Ya se sabe que hoy los Estados Unidos del Norte procuran atraer a los americanos latinos, a todo el Sur, con el señuelo del panamericanismo; se pretende que olviden lo que tienen de latinos, de españoles, mejor, para englobarlos en la civilización yanqui; se les quiere inocular el utilitarismo angloamericano. Y como los triunfos exteriores, brillantes, positivos, del americanismo del Norte son tantos, en la América española no falta quien se deje sugestionar por esa tendencia.

Y aquí es donde se muestra realmente admirable el crítico de Montevideo, hábil como nadie, hábil a fuerza de serena imparcialidad al enumerar y analizar todas las innegables grandezas y ventajas del pueblo yanqui, sin omitir nada favorable, reconociéndoles hasta religiosidad sincera. «Los admiro, aunque no los amo», dice Rodó. Y después, con penetración digna de Jacqueville [por Tocqueville], viendo más y mejor que Bourget, examina también todo el pasivo norteamericano, los defectos de su carácter, de su cultura, de sus ideales. Y estos defectos coinciden con el utilitarismo antes examinado. El interés material, el goce de bienes de pura sensualidad como fin último, y en rigor, el ansia constante de la lucha para conseguir los medios que preparan felicidad tan odiosa y baja. Además, la falta de gracia, la ausencia del ocio helénico, de idealidad misteriosa; y con esto, el nivel democrático de la medianía triunfante, de la cantidad soberana; el número por numen.
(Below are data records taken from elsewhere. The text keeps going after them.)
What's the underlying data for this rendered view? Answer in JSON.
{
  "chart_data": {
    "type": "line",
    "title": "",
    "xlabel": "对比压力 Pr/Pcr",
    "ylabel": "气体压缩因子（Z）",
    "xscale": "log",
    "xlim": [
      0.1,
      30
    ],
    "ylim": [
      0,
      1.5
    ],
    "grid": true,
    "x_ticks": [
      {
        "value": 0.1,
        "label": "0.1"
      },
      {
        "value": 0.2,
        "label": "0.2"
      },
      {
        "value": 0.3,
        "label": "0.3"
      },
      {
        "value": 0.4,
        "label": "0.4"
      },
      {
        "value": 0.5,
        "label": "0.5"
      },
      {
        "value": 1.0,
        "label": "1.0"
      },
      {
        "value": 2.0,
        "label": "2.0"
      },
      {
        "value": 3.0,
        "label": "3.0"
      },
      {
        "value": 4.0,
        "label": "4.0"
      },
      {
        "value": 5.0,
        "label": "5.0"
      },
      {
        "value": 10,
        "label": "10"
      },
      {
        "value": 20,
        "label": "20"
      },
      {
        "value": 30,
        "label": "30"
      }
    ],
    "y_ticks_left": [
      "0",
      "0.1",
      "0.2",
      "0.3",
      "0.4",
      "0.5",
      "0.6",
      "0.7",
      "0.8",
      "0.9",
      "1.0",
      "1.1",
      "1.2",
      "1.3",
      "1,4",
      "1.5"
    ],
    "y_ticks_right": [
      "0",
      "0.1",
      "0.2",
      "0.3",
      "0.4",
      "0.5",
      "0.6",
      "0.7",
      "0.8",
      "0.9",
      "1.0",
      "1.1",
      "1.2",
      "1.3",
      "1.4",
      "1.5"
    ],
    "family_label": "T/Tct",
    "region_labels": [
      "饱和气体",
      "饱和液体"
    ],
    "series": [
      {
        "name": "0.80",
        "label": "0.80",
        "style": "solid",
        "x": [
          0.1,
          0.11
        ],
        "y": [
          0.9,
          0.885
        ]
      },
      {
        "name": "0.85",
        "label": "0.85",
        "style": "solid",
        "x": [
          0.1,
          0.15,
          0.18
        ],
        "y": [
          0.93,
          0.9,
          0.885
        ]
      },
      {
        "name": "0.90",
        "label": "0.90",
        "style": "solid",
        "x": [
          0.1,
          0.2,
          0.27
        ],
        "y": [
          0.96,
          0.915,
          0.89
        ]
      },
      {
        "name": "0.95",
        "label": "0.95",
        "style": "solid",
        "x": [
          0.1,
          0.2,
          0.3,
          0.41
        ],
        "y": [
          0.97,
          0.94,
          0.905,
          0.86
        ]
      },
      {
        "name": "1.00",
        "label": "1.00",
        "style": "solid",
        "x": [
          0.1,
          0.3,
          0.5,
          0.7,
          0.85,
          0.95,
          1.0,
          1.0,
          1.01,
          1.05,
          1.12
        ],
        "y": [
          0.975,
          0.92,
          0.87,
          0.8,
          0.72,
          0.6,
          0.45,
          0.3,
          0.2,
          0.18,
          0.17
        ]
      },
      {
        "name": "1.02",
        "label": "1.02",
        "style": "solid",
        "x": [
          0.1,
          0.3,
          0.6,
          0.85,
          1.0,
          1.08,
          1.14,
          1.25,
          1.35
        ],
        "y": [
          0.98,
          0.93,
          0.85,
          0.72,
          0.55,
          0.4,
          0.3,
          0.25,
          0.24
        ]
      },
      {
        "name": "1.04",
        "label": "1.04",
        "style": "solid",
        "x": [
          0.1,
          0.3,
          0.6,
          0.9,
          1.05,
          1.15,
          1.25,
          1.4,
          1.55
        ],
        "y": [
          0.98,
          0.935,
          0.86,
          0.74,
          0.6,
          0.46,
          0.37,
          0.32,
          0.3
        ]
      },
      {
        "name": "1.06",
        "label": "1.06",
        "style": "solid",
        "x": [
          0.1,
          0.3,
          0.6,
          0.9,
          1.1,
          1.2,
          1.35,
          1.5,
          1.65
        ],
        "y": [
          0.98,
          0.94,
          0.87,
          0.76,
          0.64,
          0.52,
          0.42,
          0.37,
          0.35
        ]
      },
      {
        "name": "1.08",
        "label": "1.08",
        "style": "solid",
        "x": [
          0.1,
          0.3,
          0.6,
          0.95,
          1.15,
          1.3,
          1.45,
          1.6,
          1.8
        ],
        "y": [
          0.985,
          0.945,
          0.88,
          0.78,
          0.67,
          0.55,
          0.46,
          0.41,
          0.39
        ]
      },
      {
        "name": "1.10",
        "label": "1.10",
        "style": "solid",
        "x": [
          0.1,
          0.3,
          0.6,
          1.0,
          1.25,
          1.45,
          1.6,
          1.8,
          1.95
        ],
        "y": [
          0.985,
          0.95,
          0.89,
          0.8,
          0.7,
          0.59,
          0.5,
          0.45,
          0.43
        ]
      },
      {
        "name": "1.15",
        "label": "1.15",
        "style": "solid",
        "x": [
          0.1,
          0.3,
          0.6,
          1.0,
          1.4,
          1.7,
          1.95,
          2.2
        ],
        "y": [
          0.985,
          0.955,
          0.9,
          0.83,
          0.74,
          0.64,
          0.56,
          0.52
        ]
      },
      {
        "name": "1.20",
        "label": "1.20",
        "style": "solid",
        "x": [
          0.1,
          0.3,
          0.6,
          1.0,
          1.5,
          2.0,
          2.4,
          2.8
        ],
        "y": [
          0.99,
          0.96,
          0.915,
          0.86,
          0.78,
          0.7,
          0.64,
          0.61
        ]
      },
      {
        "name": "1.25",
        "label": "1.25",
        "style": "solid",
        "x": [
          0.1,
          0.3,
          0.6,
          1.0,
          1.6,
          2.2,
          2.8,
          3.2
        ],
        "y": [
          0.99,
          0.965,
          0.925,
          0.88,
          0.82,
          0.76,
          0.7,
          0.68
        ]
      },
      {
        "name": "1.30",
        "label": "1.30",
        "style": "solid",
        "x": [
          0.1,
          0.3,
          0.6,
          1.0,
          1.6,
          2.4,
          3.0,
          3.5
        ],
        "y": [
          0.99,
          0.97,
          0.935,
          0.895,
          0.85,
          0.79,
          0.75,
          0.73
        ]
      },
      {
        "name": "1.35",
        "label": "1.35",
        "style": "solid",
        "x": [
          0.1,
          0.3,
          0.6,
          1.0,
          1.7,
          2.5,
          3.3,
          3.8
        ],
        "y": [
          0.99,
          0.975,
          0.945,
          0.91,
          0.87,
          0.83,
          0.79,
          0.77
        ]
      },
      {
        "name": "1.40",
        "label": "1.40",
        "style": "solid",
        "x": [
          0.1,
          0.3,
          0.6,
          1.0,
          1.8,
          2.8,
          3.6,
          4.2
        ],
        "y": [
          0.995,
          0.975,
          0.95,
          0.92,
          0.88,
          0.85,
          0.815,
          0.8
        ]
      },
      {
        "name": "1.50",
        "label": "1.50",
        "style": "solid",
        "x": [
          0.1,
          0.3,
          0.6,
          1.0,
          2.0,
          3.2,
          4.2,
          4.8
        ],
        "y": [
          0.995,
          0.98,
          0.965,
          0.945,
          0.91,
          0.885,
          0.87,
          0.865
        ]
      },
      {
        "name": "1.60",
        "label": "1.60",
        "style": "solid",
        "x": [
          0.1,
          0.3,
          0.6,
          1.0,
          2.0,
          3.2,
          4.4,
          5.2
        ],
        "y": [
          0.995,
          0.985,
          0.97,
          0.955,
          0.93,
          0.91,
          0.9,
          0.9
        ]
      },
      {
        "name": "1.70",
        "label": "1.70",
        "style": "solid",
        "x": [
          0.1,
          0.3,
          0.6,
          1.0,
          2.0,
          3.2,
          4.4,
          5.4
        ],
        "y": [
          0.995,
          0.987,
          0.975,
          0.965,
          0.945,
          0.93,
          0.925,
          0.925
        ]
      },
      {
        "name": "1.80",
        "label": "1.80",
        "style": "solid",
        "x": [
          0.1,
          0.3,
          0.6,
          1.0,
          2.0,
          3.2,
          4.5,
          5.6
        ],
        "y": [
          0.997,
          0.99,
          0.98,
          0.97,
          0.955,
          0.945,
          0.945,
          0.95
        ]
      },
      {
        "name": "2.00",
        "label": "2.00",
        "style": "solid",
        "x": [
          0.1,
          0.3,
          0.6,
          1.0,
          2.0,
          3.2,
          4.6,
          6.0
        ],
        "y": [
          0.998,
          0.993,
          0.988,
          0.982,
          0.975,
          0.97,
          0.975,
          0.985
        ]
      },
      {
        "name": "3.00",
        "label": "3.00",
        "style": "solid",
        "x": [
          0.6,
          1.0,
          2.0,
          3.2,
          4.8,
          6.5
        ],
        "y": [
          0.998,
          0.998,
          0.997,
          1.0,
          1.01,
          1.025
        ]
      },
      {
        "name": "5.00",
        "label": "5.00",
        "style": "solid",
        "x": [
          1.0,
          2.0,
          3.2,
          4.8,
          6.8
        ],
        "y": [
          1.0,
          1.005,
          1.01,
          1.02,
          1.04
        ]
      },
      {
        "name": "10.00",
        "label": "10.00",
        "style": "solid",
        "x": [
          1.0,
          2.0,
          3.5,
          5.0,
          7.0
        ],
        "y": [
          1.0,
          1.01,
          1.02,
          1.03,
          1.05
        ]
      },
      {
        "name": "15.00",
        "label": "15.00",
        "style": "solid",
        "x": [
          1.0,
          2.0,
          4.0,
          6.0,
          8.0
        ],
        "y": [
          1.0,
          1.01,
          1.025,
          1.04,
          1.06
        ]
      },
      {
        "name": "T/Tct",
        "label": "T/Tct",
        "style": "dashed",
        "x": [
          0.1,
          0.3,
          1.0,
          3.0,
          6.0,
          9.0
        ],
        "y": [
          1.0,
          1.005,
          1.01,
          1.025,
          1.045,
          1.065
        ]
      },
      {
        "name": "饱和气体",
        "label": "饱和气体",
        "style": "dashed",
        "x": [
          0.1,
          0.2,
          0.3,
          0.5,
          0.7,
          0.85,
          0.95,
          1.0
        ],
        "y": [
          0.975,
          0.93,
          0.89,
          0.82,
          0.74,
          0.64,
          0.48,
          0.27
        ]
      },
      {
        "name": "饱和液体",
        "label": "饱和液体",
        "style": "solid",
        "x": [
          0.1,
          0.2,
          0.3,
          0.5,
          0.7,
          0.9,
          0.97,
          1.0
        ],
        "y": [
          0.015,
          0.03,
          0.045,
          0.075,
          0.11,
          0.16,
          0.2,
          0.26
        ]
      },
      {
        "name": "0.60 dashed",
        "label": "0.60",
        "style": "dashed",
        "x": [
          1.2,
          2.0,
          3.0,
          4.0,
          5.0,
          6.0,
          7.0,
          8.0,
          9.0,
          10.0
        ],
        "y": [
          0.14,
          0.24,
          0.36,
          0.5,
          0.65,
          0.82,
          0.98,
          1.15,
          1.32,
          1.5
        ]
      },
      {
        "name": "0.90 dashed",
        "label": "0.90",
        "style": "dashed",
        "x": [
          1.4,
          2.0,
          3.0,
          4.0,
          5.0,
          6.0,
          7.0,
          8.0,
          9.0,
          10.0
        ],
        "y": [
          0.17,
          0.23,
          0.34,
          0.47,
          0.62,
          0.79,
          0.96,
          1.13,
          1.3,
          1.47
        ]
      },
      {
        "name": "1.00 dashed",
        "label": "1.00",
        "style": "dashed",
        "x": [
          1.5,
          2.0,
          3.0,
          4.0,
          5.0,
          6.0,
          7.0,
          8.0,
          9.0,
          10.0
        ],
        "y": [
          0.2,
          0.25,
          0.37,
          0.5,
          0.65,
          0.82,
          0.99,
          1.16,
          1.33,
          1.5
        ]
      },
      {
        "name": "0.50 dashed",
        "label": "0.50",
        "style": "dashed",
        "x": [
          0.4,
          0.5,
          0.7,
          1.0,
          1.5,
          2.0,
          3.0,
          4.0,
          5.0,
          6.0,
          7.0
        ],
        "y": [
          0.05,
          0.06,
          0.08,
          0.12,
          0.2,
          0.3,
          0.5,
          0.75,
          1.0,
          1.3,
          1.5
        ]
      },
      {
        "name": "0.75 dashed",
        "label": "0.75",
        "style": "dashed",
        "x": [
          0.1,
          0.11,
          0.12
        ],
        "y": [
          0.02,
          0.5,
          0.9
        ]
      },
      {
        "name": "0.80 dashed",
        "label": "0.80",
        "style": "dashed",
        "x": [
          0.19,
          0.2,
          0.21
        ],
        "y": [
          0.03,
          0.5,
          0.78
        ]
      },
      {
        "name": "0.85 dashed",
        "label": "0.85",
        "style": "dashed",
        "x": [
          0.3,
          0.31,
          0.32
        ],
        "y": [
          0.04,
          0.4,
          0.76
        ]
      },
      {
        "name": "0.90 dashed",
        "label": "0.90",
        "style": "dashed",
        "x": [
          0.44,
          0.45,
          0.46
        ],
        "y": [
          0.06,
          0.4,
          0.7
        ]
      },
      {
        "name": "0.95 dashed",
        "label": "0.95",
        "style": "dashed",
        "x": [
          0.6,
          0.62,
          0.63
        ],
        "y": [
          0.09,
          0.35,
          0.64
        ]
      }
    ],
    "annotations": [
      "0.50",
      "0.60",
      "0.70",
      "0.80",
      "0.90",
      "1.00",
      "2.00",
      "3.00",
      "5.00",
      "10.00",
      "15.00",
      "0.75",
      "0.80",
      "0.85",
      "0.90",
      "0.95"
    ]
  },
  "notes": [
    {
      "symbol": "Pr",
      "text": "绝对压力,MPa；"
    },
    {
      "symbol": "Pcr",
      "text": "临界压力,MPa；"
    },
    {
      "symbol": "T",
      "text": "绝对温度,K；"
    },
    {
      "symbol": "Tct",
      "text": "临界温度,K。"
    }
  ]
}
Ariel aconseja a la juventud hispano-latina que no se deje seducir por la sirena del Norte; el ideal clásico y el ideal cristiano deben guiarla, sin que deje de ser moderna, progresiva. Como se ve, lo que Rodó pide a los americanos latinos es que sean siempre... lo que son...; es decir, españoles, hijos de la vida clásica y de la vida cristiana.

Con el mayor entusiasmo recomiendo a todos el substancioso folleto del crítico, ya ilustre, de Montevideo.